Sunday 17 September 2023

Tokyo Jungle Mobile (PS Vita)


 The original Tokyo Jungle on PS3 is one of the unsung heroes of videogames in the 2010s, being a cool and original concept realised into a fun and compelling game that I still regularly play a decade later. It's also a poster child for a problem that's been plagueing the world of videogames in recent years: console manufacturers and their fervent antipathy towards backwards compatibility and enthusiasm for abandoning and closing shopfronts. Tokyo Jungle is, like so many other great games of that time, trapped on its host hardware. If you want to play it, you need a PS3. There have been no sequels, rereleases, or ports to anything else. Its handheld spin-off Tokyo Jungle Mobile is in an even worse situation!

 


It was part of the Playstation Mobile shopfront, which delivered smaller games to the PS Vita and a small range of specially certified mobile phones. This shopfront closed in 2016, when the PS Vita had a good few years of commercial life left in it, and, in a frustrating case of personal bad luck, a week before I was able to get one. So, like some of the 3DS games I've covered in the past (and will cover in the future), there is no legal way to get ahold of this game at all. 

 


But is it actually any good? Yes! When I first saw screenshots of it before release, it looked to me like some kind of turn-based strategy variation on the original game's concept. (In case you don't know, the original was a semi-roguelike (before that concept had become so over-exposed and diluted) action game where you played as a selection of wild animals, surviving as long as you could in post-apocalyptic Tokyo) It wasn't the handheld port I would have liked, but I was willing to give it a try. Now that I've actually been able to play it, I can say that it's not turn-based at all, but instead it's a streamlined and simplified version of the original game. The movement is grid-based, but real time, as is the combat. The graphics are also massively simplified: there's no longer any walk animations, and the animals all kind of bounce around like they're plastic toys being moved around by a little kid.

 


Most of the simplifications are positive! You're now only given one mission at a time, and when one mission ends (whether through success or failure), the next starts a few seconds later. There's no waiting around for the start of the next decade with nothing to do like in the original. Hiding in the grass works in a much clearer way, whereby if you're in the grass, other animals won't know you're there unless they saw you go in. And for carnivores, killing and eating animals are now the same action. You kill an animal, you immediately get the hunger points and calories. Finally, it's now a lot more obvious that you've got to regularly refresh the map's supply of food by using the nests.

 


There are a couple of changes that aren't so great, though they're definitely not game-ruiners. The first is a change to the way you get new playable animals. In the original, there was a kind of chain, where each animal would receive a special mission that unlocked the next animal. In mobile, all you have to do to unlock an animal is see it in-game. I'm usually against having characters and similar things locked at all, but there's exceptions to almost every rule in game design, and I think it really worked in Tokyo Jungle's favour.
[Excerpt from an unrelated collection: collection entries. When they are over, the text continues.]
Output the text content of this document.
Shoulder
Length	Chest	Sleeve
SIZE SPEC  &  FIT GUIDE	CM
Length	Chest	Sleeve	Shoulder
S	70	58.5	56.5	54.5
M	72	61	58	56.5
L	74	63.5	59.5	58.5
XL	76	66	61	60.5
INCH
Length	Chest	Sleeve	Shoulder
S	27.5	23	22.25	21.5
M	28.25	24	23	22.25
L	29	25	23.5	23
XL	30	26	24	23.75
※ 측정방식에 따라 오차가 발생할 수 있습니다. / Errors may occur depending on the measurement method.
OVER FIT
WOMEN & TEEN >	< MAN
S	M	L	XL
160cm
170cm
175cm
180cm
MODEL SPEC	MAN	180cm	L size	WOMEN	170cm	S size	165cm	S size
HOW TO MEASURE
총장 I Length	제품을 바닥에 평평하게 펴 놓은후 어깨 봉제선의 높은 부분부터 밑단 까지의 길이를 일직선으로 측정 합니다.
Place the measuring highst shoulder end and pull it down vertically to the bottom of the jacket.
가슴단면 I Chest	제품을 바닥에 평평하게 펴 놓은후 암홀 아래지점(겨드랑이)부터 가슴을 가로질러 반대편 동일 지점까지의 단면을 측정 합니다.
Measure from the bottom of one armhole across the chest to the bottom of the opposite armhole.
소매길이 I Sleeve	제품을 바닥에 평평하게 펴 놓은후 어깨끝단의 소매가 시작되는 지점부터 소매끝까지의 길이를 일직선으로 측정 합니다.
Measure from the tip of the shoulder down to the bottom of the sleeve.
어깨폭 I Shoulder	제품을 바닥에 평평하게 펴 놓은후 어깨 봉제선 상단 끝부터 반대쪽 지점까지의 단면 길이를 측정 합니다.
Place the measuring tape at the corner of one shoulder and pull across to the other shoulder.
In Mobile, though, I'd unlocked late-game species like Dilophosaurus and Homo Erectus on my second or third game. One positive, though, is that there's no species for which you're expected to pay real money like there was in the original game.

 


The second negative change is a much less important one: the lack of rooftop exploration. It's only a little thing, but I really liked running around the rooftops in the original. It also points towards the main reason why I can't say that one game is better than the other. I think Tokyo Jungle Mobile is a lot more pure in its game design, and if we look at it purely mechanically, I think the changes it makes are positive enough that it's easily the better game of the two. Being playable on a handheld just adds a cherry on top of that, too. However, the original game just feels better. It's more atmospheric, immersive, and exciting.

 


Honestly, I would unreservedly recommend both games. They're both excellent games in very slightly different ways. I think you can still buy the original if you have a PS3 (and you can track down a disc copy from Japan for not too much an investment), but for Tokyo Jungle Mobile, piracy is the only way to get it. But since the Vita is an abandoned console, and PS Mobile games doubly so, where's the moral quandary here?

1 comment:

  1. Tokyo jungle is such a gem! I have a ps5 now, but I still keep the old ps3 hooked up to my tv just to play this game.